François Hollande a tenté de lancer lors de cette émission de 90 minutes une énième et périlleuse opération de reconquête de l'opinion. Assurant suivre depuis quatre ans un "fil conducteur", il a promis de poursuivre "jusqu'au bout" les réformes engagées.

Son ministre de l’Économie Emmanuel Macron avait pourtant déclaré quelques heures plus tôt à Londres que l'exécutif avait décidé d'"arrêter une partie des réformes", sans préciser lesquelles.

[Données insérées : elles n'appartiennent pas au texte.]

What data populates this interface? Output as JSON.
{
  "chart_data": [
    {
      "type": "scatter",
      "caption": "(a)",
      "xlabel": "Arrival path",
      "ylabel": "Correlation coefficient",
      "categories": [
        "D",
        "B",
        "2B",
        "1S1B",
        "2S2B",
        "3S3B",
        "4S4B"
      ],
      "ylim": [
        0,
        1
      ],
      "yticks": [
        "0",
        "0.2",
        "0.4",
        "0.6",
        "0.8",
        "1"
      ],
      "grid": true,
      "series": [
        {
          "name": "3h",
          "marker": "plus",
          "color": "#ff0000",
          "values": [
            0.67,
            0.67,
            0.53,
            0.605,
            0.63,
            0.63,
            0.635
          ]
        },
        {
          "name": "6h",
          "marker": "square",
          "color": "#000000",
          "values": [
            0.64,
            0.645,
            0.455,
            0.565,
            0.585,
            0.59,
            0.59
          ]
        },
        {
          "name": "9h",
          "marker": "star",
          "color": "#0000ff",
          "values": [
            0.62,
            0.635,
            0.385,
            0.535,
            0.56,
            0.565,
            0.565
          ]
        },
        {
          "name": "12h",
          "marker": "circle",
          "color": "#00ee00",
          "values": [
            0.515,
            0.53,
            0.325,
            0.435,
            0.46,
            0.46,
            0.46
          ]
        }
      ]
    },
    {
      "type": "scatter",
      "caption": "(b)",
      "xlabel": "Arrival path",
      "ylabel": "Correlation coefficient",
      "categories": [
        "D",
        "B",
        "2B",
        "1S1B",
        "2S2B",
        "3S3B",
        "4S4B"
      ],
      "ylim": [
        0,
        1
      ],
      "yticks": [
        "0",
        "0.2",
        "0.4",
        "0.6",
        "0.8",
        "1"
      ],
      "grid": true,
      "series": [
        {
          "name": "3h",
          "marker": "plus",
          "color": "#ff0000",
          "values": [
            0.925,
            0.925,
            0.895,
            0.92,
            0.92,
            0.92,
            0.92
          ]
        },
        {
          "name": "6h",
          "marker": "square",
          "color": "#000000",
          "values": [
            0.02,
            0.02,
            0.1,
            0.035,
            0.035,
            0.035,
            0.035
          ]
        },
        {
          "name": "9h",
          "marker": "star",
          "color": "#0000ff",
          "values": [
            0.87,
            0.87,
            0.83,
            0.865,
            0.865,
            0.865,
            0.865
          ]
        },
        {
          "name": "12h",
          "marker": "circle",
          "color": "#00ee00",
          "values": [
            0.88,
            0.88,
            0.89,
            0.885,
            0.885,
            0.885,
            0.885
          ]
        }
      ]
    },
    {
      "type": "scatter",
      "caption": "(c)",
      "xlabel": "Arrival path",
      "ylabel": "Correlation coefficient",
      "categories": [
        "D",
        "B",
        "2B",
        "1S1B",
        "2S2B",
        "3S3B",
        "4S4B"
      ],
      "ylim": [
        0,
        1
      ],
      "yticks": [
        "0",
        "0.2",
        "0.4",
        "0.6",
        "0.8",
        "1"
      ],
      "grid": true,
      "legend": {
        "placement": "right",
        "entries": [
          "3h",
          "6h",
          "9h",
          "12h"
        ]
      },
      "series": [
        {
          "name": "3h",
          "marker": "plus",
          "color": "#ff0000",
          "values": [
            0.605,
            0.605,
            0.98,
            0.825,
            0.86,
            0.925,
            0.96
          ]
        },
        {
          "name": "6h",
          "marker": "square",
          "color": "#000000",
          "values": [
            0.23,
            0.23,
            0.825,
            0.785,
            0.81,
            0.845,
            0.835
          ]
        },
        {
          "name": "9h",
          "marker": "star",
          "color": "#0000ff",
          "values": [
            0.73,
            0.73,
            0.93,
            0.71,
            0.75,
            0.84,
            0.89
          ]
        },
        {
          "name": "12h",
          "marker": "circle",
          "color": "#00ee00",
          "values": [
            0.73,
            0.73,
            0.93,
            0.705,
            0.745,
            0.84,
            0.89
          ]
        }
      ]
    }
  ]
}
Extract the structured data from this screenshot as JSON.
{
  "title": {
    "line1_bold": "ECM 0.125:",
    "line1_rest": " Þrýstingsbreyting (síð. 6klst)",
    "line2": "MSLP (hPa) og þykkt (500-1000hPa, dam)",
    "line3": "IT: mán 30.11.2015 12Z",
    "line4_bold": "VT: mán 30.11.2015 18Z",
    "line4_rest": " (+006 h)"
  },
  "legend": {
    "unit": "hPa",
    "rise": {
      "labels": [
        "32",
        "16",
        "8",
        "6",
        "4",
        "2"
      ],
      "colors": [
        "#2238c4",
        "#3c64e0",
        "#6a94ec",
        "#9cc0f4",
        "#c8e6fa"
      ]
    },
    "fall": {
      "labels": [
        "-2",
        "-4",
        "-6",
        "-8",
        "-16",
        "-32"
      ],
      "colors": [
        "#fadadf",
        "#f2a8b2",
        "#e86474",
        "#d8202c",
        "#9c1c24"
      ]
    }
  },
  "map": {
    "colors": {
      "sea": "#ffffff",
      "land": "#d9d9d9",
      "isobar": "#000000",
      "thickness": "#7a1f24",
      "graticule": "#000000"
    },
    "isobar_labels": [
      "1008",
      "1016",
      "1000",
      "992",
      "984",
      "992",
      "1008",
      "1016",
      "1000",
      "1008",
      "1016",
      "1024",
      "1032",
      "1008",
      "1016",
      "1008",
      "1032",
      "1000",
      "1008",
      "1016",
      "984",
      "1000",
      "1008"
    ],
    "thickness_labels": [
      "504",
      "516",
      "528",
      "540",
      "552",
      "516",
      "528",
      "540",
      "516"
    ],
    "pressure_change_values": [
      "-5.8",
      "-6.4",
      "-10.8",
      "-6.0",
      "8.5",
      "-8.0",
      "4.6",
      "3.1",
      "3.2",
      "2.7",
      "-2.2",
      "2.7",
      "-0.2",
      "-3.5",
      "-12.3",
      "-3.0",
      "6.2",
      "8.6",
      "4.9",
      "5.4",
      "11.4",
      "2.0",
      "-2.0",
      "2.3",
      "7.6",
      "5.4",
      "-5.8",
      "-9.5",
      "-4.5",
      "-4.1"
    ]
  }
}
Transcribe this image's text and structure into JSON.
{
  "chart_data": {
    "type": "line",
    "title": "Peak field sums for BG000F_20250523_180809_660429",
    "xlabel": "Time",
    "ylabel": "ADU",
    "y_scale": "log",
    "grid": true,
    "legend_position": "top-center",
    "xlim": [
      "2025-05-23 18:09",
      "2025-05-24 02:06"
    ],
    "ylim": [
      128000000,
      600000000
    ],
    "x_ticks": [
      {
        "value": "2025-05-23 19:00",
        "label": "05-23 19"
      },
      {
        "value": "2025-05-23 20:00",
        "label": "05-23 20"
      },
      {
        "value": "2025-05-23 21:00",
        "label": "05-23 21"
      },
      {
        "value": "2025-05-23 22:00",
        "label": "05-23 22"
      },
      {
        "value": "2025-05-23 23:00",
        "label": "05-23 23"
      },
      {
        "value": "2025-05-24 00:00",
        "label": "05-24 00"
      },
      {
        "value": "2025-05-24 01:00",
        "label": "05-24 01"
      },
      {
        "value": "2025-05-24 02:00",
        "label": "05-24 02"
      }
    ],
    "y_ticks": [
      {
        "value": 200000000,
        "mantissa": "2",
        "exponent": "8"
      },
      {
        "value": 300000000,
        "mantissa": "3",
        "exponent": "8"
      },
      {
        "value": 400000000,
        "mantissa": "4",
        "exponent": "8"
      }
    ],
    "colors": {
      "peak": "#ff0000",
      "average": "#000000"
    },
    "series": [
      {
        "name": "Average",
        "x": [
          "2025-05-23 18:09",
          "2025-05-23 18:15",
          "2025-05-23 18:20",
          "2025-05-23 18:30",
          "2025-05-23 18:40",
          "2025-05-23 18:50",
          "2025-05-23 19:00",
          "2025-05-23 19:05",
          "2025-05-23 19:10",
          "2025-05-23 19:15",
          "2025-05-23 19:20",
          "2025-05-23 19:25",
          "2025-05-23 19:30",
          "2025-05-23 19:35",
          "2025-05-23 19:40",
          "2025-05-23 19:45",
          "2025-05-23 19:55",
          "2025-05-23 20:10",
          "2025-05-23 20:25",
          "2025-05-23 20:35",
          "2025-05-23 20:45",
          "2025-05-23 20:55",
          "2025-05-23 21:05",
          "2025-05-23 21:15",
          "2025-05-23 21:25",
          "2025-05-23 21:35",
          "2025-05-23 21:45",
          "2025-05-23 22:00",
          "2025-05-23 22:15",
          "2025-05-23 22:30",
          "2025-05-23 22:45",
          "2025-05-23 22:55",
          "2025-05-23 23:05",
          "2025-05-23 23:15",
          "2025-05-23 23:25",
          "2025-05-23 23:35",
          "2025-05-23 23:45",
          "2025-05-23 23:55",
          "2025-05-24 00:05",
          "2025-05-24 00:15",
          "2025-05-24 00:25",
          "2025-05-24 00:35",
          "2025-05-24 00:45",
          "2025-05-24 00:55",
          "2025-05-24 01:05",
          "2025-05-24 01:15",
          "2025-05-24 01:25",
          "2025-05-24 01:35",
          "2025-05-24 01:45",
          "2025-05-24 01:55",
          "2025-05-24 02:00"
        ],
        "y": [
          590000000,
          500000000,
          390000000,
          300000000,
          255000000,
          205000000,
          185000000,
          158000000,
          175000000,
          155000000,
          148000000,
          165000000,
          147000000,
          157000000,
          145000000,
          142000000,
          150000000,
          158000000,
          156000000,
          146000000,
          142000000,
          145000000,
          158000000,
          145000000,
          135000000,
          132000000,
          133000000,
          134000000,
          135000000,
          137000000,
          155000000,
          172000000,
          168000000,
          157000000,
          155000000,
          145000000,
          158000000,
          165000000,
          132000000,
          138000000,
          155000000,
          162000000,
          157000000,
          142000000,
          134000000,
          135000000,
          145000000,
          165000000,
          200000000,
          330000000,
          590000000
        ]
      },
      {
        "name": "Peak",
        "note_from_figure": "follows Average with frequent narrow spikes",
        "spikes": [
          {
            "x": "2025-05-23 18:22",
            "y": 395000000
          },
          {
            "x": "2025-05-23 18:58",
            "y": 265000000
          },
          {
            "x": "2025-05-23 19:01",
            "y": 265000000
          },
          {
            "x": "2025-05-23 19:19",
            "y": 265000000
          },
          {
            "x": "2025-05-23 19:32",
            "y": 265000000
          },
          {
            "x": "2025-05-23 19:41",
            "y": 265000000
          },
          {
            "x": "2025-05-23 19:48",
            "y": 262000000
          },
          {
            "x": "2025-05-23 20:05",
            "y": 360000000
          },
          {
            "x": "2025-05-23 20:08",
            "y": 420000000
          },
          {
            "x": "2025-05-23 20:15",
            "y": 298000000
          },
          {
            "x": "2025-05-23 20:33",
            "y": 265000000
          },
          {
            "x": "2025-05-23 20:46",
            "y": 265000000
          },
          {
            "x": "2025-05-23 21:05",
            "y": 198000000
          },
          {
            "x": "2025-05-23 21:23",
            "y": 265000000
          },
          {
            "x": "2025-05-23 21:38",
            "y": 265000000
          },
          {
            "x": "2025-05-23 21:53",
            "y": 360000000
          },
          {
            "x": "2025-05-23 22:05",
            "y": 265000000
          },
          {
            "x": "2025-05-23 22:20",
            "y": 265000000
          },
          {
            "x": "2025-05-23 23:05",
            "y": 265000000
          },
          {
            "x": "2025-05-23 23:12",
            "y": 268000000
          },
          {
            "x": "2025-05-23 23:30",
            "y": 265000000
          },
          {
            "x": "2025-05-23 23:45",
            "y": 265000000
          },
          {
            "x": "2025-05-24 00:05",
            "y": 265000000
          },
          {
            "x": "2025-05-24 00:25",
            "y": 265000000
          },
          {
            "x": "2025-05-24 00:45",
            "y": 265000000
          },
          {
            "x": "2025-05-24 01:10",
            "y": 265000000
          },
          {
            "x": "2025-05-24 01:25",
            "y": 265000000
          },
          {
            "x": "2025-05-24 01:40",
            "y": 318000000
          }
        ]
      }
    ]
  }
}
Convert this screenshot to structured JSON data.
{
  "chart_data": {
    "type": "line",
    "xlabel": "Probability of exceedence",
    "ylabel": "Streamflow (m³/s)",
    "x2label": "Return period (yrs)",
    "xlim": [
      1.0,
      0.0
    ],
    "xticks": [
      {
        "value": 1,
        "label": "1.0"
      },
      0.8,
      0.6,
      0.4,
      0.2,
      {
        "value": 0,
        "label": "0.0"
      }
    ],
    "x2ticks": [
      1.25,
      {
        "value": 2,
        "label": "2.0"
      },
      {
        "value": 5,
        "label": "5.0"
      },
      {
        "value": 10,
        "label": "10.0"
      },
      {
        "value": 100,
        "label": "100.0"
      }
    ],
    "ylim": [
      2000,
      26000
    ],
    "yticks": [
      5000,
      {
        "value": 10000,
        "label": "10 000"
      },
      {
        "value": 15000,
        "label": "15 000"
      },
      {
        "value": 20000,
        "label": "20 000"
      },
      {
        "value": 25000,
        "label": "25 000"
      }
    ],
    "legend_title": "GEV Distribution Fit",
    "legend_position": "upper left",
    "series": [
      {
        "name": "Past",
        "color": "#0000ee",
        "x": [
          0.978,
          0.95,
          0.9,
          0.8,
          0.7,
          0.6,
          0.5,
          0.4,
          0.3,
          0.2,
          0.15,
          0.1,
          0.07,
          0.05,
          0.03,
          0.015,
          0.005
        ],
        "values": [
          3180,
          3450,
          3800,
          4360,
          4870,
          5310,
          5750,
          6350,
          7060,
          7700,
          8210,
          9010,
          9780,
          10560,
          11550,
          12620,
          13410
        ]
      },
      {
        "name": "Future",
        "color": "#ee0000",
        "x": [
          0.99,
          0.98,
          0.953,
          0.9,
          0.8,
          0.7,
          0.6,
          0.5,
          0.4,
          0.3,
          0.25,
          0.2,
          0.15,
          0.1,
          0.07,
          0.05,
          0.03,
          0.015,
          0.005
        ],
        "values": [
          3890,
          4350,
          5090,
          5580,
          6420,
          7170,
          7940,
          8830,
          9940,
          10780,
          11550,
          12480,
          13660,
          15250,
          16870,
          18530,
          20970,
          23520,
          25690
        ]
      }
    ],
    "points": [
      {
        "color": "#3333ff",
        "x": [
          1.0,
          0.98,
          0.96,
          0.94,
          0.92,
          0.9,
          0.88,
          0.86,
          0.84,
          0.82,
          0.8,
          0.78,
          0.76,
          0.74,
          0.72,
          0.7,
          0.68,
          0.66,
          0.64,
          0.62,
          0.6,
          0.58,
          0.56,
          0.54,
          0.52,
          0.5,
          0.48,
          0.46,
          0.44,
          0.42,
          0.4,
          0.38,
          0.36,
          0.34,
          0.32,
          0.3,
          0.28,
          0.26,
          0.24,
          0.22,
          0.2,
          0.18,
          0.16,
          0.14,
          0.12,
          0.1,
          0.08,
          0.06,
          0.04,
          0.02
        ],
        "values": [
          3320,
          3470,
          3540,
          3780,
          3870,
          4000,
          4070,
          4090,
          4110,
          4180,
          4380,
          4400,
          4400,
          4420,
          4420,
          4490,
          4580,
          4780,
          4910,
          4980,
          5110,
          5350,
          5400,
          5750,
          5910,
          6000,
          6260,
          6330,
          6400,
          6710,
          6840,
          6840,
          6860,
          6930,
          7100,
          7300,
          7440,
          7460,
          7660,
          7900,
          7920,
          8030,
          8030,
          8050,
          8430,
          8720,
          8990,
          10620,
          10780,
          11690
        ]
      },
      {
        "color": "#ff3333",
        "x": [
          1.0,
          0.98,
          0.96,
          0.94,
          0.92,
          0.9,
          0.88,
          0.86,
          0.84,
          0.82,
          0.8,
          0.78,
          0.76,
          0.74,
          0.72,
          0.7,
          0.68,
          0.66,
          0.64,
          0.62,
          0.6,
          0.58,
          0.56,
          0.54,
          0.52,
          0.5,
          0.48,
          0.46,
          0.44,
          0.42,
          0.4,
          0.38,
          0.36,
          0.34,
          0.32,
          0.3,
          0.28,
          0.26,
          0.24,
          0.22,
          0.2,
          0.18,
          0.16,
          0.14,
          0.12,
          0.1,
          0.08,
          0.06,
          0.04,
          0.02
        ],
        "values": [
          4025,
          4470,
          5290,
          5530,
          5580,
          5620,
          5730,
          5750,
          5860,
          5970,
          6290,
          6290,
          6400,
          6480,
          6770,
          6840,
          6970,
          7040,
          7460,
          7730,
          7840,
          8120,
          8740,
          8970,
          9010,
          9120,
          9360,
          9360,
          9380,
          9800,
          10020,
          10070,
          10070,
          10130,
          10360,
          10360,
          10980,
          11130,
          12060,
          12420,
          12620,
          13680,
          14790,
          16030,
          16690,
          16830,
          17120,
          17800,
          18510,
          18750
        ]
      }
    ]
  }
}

Quant aux initiatives politiques de cet électron libre du gouvernement qui a lancé quelques jours plus tôt "En Marche", son mouvement politique à forte teneur libérale, elles ont fait l'objet d'un recadrage en bonne et due forme : "Qu'il veuille s'adresser aux Français, je ne vais pas l'en empêcher" mais "il doit être dans l'équipe, sous mon autorité".

Le président de la République a aussi contredit son Premier ministre Manuel Valls, qui a souhaité récemment l’interdiction du voile à l’université. "Non, il n'y aura pas d'interdiction dans les université", a-t-il tranché, arguant qu'elles étaient "un lieu de liberté".

Souvent sur la défensive, François Hollande a même affirmé à tort que la France était dans la moyenne européenne en matière de chômage des jeunes alors qu'il s'élevait à 25,9% dans l'Hexagone en janvier contre 19,7% dans l'UE, selon l'office européen de statistiques Eurostat.

De nouveau accusé d'indécision après des reculades sur plusieurs réformes, il a cependant assuré qu'il ne renoncerait pas à la "loi travail" de Myriam El Khomri, qui "ne sera pas retirée" même s'il peut y avoir des "corrections" au Parlement. Selon lui, "discuter, concerter (...) ce n'est pas céder à la rue".

A l'adresse de la jeunesse, il a jugé "légitime" qu'elle "veuille s'exprimer", évoquant le mouvement citoyen Nuit Debout, lancé au soir du 31 mars sur la place de la République à Paris pour protester contre la loi travail.

- Plaidoyer pro domo mais pas d'annonce -

Après avoir été interrogé par David Pujadas et Léa Salamé, le chef de l'Etat était soumis au feu roulant des questions de quatre Français : Véronique Roy dont le fils converti à l'islam est parti faire le jihad en Syrie où il a été tué, Antoine Demeyer, chauffeur de car, sympathisant du FN, Anne-Laure Constanza, patronne d'enviedefraise.fr, et un étudiant, Marwen Belkaid, militant de Nuit debout.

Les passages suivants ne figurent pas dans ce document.